Ernst Ruska (born Dec. 25, 1906, Heidelberg, Ger.—died May 27, 1988, West Berlin) was a German electrical engineer who invented the electron microscope. He was awarded half of the Nobel Prize for Physics in 1986 (the other half was divided between Heinrich Rohrer and Gerd Binnig).
Ruska studied at the Technical University of Munich during 1925–27 and then enrolled at the Technical University in Berlin. Around this time he began the studies that led to his invention of the electron microscope. The extent to which an optical microscope could resolve the detail of a highly magnified object was limited by the wavelengths of the light beams used to view the object. Since it had been established in the 1920s that electrons have the properties of waves about 100,000 times shorter than those of light, Ruska posited that if electrons could be focused on an object the same way light is, at extremely high magnifications the electrons would yield greater detail (i.e., have a greater resolving power) than would conventional light microscopes. In 1931 he built the first electron lens, an electromagnet that could focus a beam of electrons just as a lens focuses a beam of light. By using several such lenses in a series, he invented the first electron microscope in 1933. In this instrument, electrons were passed through a very thin slice of the object under study and were then deflected onto photographic film or onto a fluorescent screen, producing an image that could be greatly magnified.

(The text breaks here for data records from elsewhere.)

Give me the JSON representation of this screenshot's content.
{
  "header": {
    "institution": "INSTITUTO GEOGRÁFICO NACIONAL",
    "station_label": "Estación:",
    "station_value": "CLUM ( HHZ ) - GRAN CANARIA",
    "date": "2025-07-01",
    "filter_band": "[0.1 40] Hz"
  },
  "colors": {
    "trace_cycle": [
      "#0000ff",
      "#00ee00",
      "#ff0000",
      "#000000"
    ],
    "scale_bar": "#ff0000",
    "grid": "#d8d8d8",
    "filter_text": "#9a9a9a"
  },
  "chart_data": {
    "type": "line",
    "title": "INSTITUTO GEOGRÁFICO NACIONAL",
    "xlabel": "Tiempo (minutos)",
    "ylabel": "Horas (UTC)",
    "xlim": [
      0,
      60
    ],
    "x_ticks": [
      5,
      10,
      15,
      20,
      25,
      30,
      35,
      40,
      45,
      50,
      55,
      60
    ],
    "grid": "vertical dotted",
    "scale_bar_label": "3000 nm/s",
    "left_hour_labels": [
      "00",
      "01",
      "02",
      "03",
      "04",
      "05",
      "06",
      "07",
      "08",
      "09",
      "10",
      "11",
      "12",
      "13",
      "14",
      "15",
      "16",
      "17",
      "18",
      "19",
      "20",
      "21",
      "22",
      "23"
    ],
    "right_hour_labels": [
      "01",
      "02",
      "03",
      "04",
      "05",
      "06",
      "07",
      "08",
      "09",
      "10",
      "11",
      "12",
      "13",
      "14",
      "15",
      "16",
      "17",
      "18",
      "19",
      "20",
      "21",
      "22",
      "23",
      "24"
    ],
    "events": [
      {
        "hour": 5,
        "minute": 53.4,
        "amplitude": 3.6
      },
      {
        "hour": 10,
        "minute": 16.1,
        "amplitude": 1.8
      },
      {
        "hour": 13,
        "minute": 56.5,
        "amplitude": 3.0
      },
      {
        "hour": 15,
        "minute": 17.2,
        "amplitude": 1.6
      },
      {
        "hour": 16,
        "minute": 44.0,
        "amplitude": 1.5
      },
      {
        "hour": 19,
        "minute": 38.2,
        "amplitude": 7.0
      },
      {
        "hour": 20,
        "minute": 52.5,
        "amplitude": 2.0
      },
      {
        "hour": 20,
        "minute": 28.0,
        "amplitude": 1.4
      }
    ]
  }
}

Ruska joined Siemens-Reiniger-Werke AG as a research engineer in 1937, and in 1939 the company brought out its first commercial electron microscope, which was based on his inventions. Ruska did research at Siemens until 1955 and then served as director of the Institute for Electron Microscopy of the Fritz Haber Institute from 1955 to 1972. He was also a longtime professor at the Technical University of West Berlin.